Gezeigt wird die so genannte Züricher Fassung, die zweite Fassung aus 1961, die opernhafter ist als die Londoner Urfassung, aber auch in englischer Originalsprache. Sebastian Kohlhepp verkörpert den Hirten Manolios, der sich immer stärker als Christus des Passionsspiels identifiziert, auch darstellerisch eindringlich, mit sanftem, feinem Tenor. Sara Jakubiak ist die Prostituierte Katerina, Maria Magdalena im Spiel. Sie singt mit expressiven Tönen und verschenkt ihre lebende Ziege und das Schaf an die Flüchtlinge. Lukasz Golinski singt den Priester Fotis, den Anführer der Flüchtlinge, mit kräftigem Bariton. Sein ebenfalls autoritärer Gegenspieler ist der stimmgewaltige Gábor Bretz als unerbittlicher Priester Grigoris, der wie ein Demagoge gezeichnet ist und zum Anstifter zum Mord wird. Der höhensichere Charles Workman ist der einfach gestrickte Händler Yannakos, der auch einen echten Esel auf die Bühne führt. Ungewollt zum Gaudium des Publikums will dieser störrisch nicht die Bühne verlassen. In den vielen, kleineren Partien seien noch Christina Gansch als von Manolios verschmähte Lenio und Julian Hubbard als Schmied Panais erwähnt, der im Spiel den Judas zeigen soll, erwähnt, einer der Haupttäter an Manolios. Formidabel auch die viel eingesetzte Konzertvereinigung Wiener Staatsopernchor, die von Huw Rhys James bestens einstudiert wurde.

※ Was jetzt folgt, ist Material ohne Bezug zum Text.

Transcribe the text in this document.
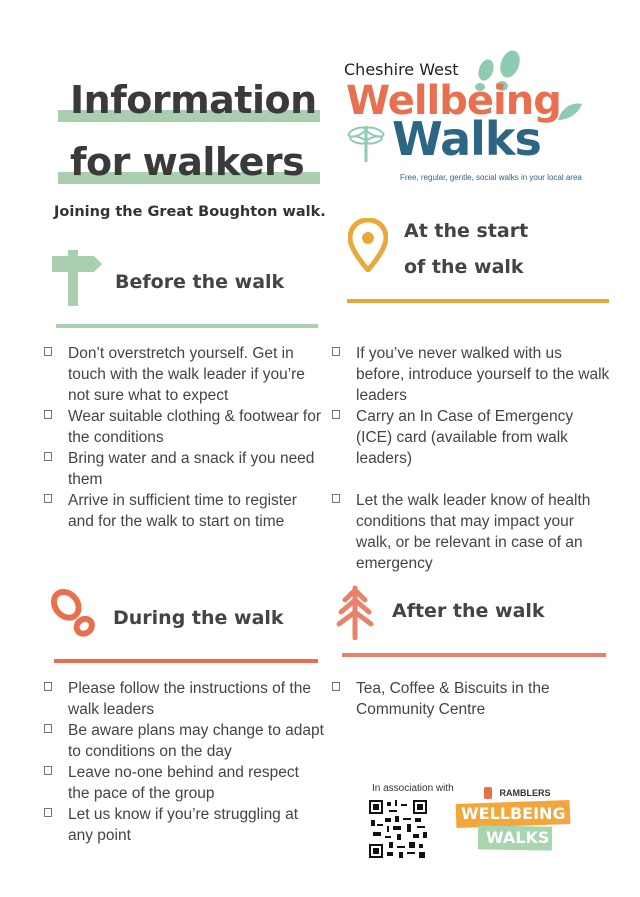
Information
for walkers
Joining the Great Boughton walk.
Cheshire West
Wellbeing
Walks
Free, regular, gentle, social walks in your local area
Before the walk
Don’t overstretch yourself. Get in touch with the walk leader if you’re not sure what to expect
Wear suitable clothing & footwear for the conditions
Bring water and a snack if you need them
Arrive in sufficient time to register and for the walk to start on time
At the start
of the walk
If you’ve never walked with us before, introduce yourself to the walk leaders
Carry an In Case of Emergency (ICE) card (available from walk leaders)
Let the walk leader know of health conditions that may impact your walk, or be relevant in case of an emergency
During the walk
Please follow the instructions of the walk leaders
Be aware plans may change to adapt to conditions on the day
Leave no-one behind and respect the pace of the group
Let us know if you’re struggling at any point
After the walk
Tea, Coffee & Biscuits in the Community Centre
In association with	RAMBLERS
WELLBEING
WALKS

Die schillernde, teils episodenhafte Tonfarbenpracht, die griechische Folklore, in die sich fallweise tschechische Weisen mischen, weiß der junge Maxim Pascal am Pult der Wiener Philharmoniker mit stets animierender Energie präzise und klangprächtig umzusetzen.

Großer Jubel für ein denkwürdiges Finale des Premierenreigens bei den Opern der Salzburger Festspiele.